道路わきに実がたくさん 野山に勝手に生える「野良キウイ」が大量発生 なぜ?自然環境への影響も懸念

キウイフルーツを撮影した画像

愛媛が生産量全国一を誇る「キウイフルーツ」に、異変が起きている。

植物の専門家に現場を案内してもらうと、驚きの光景が広がっていた。

愛媛県西予市宇和町の、松山自動車・西予宇和ICに近い県道わきののり面。

ここを歩いていると…、キウイのつるが周辺の木々にまきつき、少し小ぶりの実がたくさんなっていた。

野山に勝手に生える「野良キウイ」です。

記者が、試しに落ちていた実を食べてみると、少しすっぱいものの、たしかにキウイ。

キウイフルーツは、中国原産のマタタビ科の植物で、去年の収穫量は、愛媛が4660トンで全国1位だった。

なぜ、県内で野良キウイが増えているのだろうか。

植物が専門の松山東雲短大、松井宏光名誉教授は次のように指摘する。

松山東雲短大 松井宏光名誉教授「恐らく人が植えたものではないので、この雰囲気からすると、カラスとか鳥が種を食べて、ふんとして落としたんだろうと思います」

栽培しているキウイは未熟なうちに収穫するので問題はないそうだが、野良キウイは完熟してから動物が食べ、ふんに含まれる種によって広がっていると見られている。

野良キウイがみられるのは西予市に限らない。

キウイ畑が点在する松山市の山間部でも、道路わきや川のほとりに野良キウイが実をつけていた。

野良キウイが広がることで、自然環境への影響が懸念されている。

専門家が指摘する問題の一つが「キウイフルーツかいよう病」の感染源となる危険性だ。

愛媛県内では2014年に大流行し、感染した木を伐採するなど大きな被害が出た。

農家が管理するキウイ畑では、感染防止のために定期的な消毒を行っているが、野良キウイは野放しだ。

キウイの栽培がさかんなニュージーランドでは、対策として野良キウイの管理を実施しているという。

もう一つは、野山に自生するサルナシなど、キウイの仲間の在来植物と野良キウイの交雑の問題だ。

松山東雲短大 松井宏光名誉教授「日本在来のサルナシとかマタタビとかあるんですが、サルナシとの雑種ができるという可能性も指摘されているので、そちらもまた怖いと思います」

キウイフルーツは、れっきとした外来種だ。

国は、適切な管理が必要とする「生態系被害防止外来種リスト」に掲載しているほか、愛媛県も「侵略的外来生物」に指定している。

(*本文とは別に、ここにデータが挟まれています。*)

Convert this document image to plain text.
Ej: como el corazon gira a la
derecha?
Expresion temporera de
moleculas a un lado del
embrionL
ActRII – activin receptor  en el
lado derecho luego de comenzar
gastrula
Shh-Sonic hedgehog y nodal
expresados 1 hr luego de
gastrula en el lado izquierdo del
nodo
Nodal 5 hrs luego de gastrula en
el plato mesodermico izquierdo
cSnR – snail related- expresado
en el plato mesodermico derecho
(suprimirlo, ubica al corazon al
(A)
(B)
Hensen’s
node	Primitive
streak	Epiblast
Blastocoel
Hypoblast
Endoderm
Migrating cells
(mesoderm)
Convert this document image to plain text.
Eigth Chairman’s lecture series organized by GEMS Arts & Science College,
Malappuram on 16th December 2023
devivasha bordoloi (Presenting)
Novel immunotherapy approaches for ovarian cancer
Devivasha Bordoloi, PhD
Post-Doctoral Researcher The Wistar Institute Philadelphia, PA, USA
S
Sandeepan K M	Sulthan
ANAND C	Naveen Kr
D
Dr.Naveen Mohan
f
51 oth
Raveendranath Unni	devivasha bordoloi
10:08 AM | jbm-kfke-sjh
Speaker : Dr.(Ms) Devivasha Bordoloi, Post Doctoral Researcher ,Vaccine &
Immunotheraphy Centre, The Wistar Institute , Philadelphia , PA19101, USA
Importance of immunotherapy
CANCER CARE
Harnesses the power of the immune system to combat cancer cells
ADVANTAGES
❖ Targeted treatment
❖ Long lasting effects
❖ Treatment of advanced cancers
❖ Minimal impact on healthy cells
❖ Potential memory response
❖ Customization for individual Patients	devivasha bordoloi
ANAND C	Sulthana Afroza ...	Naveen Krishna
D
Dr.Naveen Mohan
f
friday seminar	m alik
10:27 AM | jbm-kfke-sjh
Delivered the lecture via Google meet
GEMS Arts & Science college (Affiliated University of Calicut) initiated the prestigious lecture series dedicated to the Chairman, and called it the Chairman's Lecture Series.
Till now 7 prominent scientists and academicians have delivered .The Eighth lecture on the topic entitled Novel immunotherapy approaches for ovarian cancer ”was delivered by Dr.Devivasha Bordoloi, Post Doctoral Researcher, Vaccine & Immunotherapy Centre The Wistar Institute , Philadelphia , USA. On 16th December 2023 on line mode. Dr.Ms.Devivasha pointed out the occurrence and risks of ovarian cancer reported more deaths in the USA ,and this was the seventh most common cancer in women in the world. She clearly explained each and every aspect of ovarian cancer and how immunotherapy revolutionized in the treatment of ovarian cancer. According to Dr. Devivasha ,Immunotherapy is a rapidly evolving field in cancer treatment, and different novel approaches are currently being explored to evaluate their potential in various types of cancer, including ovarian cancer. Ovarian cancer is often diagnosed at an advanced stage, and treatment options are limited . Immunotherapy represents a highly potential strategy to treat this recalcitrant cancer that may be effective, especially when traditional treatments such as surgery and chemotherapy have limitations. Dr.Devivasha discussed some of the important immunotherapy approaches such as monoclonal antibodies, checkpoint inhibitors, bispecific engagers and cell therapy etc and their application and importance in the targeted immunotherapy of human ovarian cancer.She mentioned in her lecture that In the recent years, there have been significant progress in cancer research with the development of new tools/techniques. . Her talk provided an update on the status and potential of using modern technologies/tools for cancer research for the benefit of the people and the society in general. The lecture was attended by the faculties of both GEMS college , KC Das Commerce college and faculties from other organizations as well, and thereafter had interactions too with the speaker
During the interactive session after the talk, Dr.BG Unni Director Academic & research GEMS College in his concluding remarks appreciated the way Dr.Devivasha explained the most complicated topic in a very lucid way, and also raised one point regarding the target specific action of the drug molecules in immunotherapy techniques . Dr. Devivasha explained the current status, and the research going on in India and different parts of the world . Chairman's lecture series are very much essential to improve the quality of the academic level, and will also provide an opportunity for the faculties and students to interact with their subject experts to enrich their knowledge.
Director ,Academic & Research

全国一のキウイ産地を守るためにも、より管理の行き届いた栽培が求められている。

ただ、問題の背景には、耕作放棄地の増加などが挙げられているが、キウイ野生化について県やJAなどは調査を行っておらず、実態を把握できていないということで、専門家は、栽培をやめた時は残った株を除去するよう呼びかけている。